Can We Specify the Authentication Method?

[MarklearnML]

Hello, thank you for your excellent work. I would like to know whether it is possible to specify the authentication method when initiating registration/authentication, that is, to use only face recognition or only a PIN code for authentication. Alternatively, after successful authentication, is it possible to obtain the user's authentication method?

Looking forward to your reply.

Best wishes

[emlun]

Hi!

It is not possible to specify this in the input parameters; this is not a limitation of the library but an intentional limitation in the WebAuthn standard.

It is theoretically possible to obtain the information from the success response - but note, theoretically. This could be done in one of two ways:

1. Request attestation during the registration, and verify that the attestation is trusted. This will let you know for certain what kind of authenticator the user is using. Thus by extension you'll know that the user must have used one of the forms of UV that authenticator supports - for example, a YubiKey 5 could only perform UV using PIN. If the authenticator supports more than one method, then you cannot know which of the two was used - for example, a YubiKey Bio could perform UV using either PIN or fingerprint, and there is no way to tell which was used.

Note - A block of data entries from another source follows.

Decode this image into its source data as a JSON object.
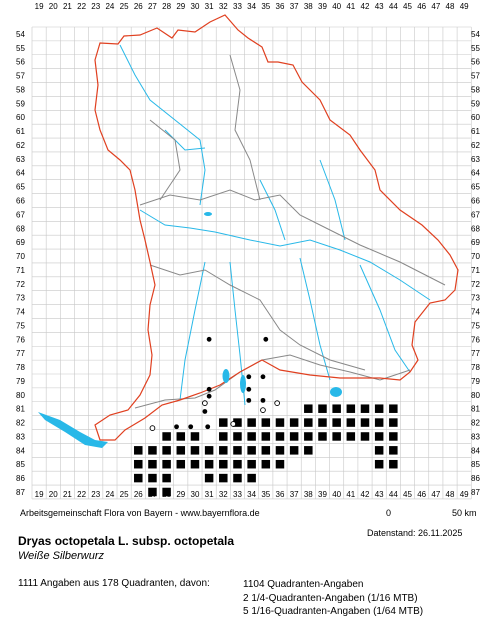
{
  "x_axis": [
    "19",
    "20",
    "21",
    "22",
    "23",
    "24",
    "25",
    "26",
    "27",
    "28",
    "29",
    "30",
    "31",
    "32",
    "33",
    "34",
    "35",
    "36",
    "37",
    "38",
    "39",
    "40",
    "41",
    "42",
    "43",
    "44",
    "45",
    "46",
    "47",
    "48",
    "49"
  ],
  "y_axis": [
    "54",
    "55",
    "56",
    "57",
    "58",
    "59",
    "60",
    "61",
    "62",
    "63",
    "64",
    "65",
    "66",
    "67",
    "68",
    "69",
    "70",
    "71",
    "72",
    "73",
    "74",
    "75",
    "76",
    "77",
    "78",
    "79",
    "80",
    "81",
    "82",
    "83",
    "84",
    "85",
    "86",
    "87"
  ],
  "credit": "Arbeitsgemeinschaft Flora von Bayern - www.bayernflora.de",
  "scale_start": "0",
  "scale_end": "50 km",
  "date_label": "Datenstand: 26.11.2025",
  "species_name": "Dryas octopetala L. subsp. octopetala",
  "common_name": "Weiße Silberwurz",
  "summary": "1111 Angaben aus 178 Quadranten, davon:",
  "stats": [
    "1104 Quadranten-Angaben",
    "2 1/4-Quadranten-Angaben (1/16 MTB)",
    "5 1/16-Quadranten-Angaben (1/64 MTB)"
  ],
  "colors": {
    "grid": "#c8c8c8",
    "state_border": "#e04020",
    "district_border": "#888888",
    "water": "#28b8e8",
    "marker": "#000000"
  },
  "filled_squares": [
    [
      38,
      81
    ],
    [
      39,
      81
    ],
    [
      40,
      81
    ],
    [
      41,
      81
    ],
    [
      42,
      81
    ],
    [
      43,
      81
    ],
    [
      44,
      81
    ],
    [
      32,
      82
    ],
    [
      33,
      82
    ],
    [
      34,
      82
    ],
    [
      35,
      82
    ],
    [
      36,
      82
    ],
    [
      37,
      82
    ],
    [
      38,
      82
    ],
    [
      39,
      82
    ],
    [
      40,
      82
    ],
    [
      41,
      82
    ],
    [
      42,
      82
    ],
    [
      43,
      82
    ],
    [
      44,
      82
    ],
    [
      28,
      83
    ],
    [
      29,
      83
    ],
    [
      30,
      83
    ],
    [
      32,
      83
    ],
    [
      33,
      83
    ],
    [
      34,
      83
    ],
    [
      35,
      83
    ],
    [
      36,
      83
    ],
    [
      37,
      83
    ],
    [
      38,
      83
    ],
    [
      39,
      83
    ],
    [
      40,
      83
    ],
    [
      41,
      83
    ],
    [
      42,
      83
    ],
    [
      43,
      83
    ],
    [
      44,
      83
    ],
    [
      26,
      84
    ],
    [
      27,
      84
    ],
    [
      28,
      84
    ],
    [
      29,
      84
    ],
    [
      30,
      84
    ],
    [
      31,
      84
    ],
    [
      32,
      84
    ],
    [
      33,
      84
    ],
    [
      34,
      84
    ],
    [
      35,
      84
    ],
    [
      36,
      84
    ],
    [
      37,
      84
    ],
    [
      38,
      84
    ],
    [
      43,
      84
    ],
    [
      44,
      84
    ],
    [
      26,
      85
    ],
    [
      27,
      85
    ],
    [
      28,
      85
    ],
    [
      29,
      85
    ],
    [
      30,
      85
    ],
    [
      31,
      85
    ],
    [
      32,
      85
    ],
    [
      33,
      85
    ],
    [
      34,
      85
    ],
    [
      35,
      85
    ],
    [
      36,
      85
    ],
    [
      43,
      85
    ],
    [
      44,
      85
    ],
    [
      26,
      86
    ],
    [
      27,
      86
    ],
    [
      28,
      86
    ],
    [
      31,
      86
    ],
    [
      32,
      86
    ],
    [
      33,
      86
    ],
    [
      34,
      86
    ],
    [
      27,
      87
    ],
    [
      28,
      87
    ]
  ],
  "quarter_dots": [
    [
      31.5,
      76.5
    ],
    [
      35.5,
      76.5
    ],
    [
      34.3,
      79.2
    ],
    [
      35.3,
      79.2
    ],
    [
      31.5,
      80.1
    ],
    [
      34.3,
      80.1
    ],
    [
      31.5,
      80.6
    ],
    [
      34.3,
      80.9
    ],
    [
      35.3,
      80.9
    ],
    [
      31.2,
      81.7
    ],
    [
      29.2,
      82.8
    ],
    [
      30.2,
      82.8
    ],
    [
      31.4,
      82.8
    ]
  ],
  "open_circles": [
    [
      27.5,
      82.9
    ],
    [
      31.2,
      81.1
    ],
    [
      33.2,
      82.6
    ],
    [
      35.3,
      81.6
    ],
    [
      36.3,
      81.1
    ]
  ]
}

2. Request the uvm extension. If supported by the authenticator, this extension will return a representation of which user verification method(s) were used, as defined in the extension definition.

   However, the caveat here is that very few authenticators support this extension, so you can't count on getting this extension output in most cases. YubiKeys do not support this extension, for example. Also, the browser may or may not pass the extension through; I don't know which browsers currently do and don't.

Those are the only two options as far as I know.

[MarklearnML]

Thank you for your quick response. I will try the method you suggested. Thanks!

[MarklearnML]

Hi!

1. I tried setting the

publicKeyCredentialRequestOptions = {
  ...
  extensions: {
     uvm: true
  },
  ...
}

parameter and observed that this.flags.ED = 0 in AuthenticatorData.class. I got similar results on Win Hello/iPhone + Chrome/Edge/Firefox. Does this mean that the device or browser does not implement this extension, or is there something wrong with my setup?

2. We are currently aiming to perform authentication using only the authenticator’s face recognition feature. I saw that the Policy.accepted parameter in the UAF protocol seems to provide this functionality. Is there a specific reason why WebAuthn might have abandoned this feature? Do you think WebAuthn might consider adding this functionality in the future? Do you have any other suggestions for implementing this feature?

Apologies for the many questions, and I look forward to your response. Once again, thank you for your excellent work.

Best wishes!

[emlun]

Does this mean that the device or browser does not implement this extension

Yes.

2. the Policy.accepted parameter in the UAF protocol seems to provide this functionality. Is there a specific reason why WebAuthn might have abandoned this feature?

WebAuthn was not designed with UAF in mind, but instead for the much narrower scope of U2F (CTAP1) and its successor CTAP2. And in short, the WebAuthn WG has chosen to be very conservative with what filtering options are given to RPs, because ecosystem fragmentation is seen as one of the greatest threats to adoption. If 10 RPs have 10 different and incompatible policies, causing users to have to carry 10 different authenticators with different properties, then no-one will want to use WebAuthn because of the hassle.

2. Do you think WebAuthn might consider adding this functionality in the future?

Most likely not, especially considering the uvm and uvi extensions already exist (uvi was dropped from the spec in L2 and uvm is being dropped in L3, but the extension specs still exist) and have not seen much adoption.

3. Do you have any other suggestions for implementing this feature?

No. I would first question why this feature is desired:

• Is it for security, under the assumption that facial recognition is somehow more secure than other methods and you need to prove to some auditor that you satisfy their requirements? Then you need more than just a filtering option, because a filtering option could be ignored or overridden by the user agent. You need attestation in order to have cryptographic proof of the authenticator's capabilities and guarantees. Even without an up-front filtering option, you can inspect the attestation statement in the response and refuse the registration if the authenticator does not satisfy your policy. The user experience will be worse because it'll first seem like the registration succeeded and then it fails after the fact, but that's the price you pay for fragmenting the ecosystem in this way (see above).

• Is it for convenience, under the assumption that most users would prefer using facial recognition? Then why spend effort preventing other methods if it's really just meant as a convenience shortcut? If a user's platform presents facial recognition as a primary method and the user chooses that, great; if the user goes out of their way to choose a different method and is refused, they'll just be frustrated and won't want to use your app. If a user's platform doesn't even offer facial recognition, then they won't be able to use your app at all. You're spending active effort on making a worse user experience.

  Just don't set any preference (indeed you can't anyway, precisely for these reasons), and the user, user agent and authenticator will cooperate to pick whatever method is most convenient for that user.

• Is it for something else? Then I'm really curious about what that could be. Please elaborate!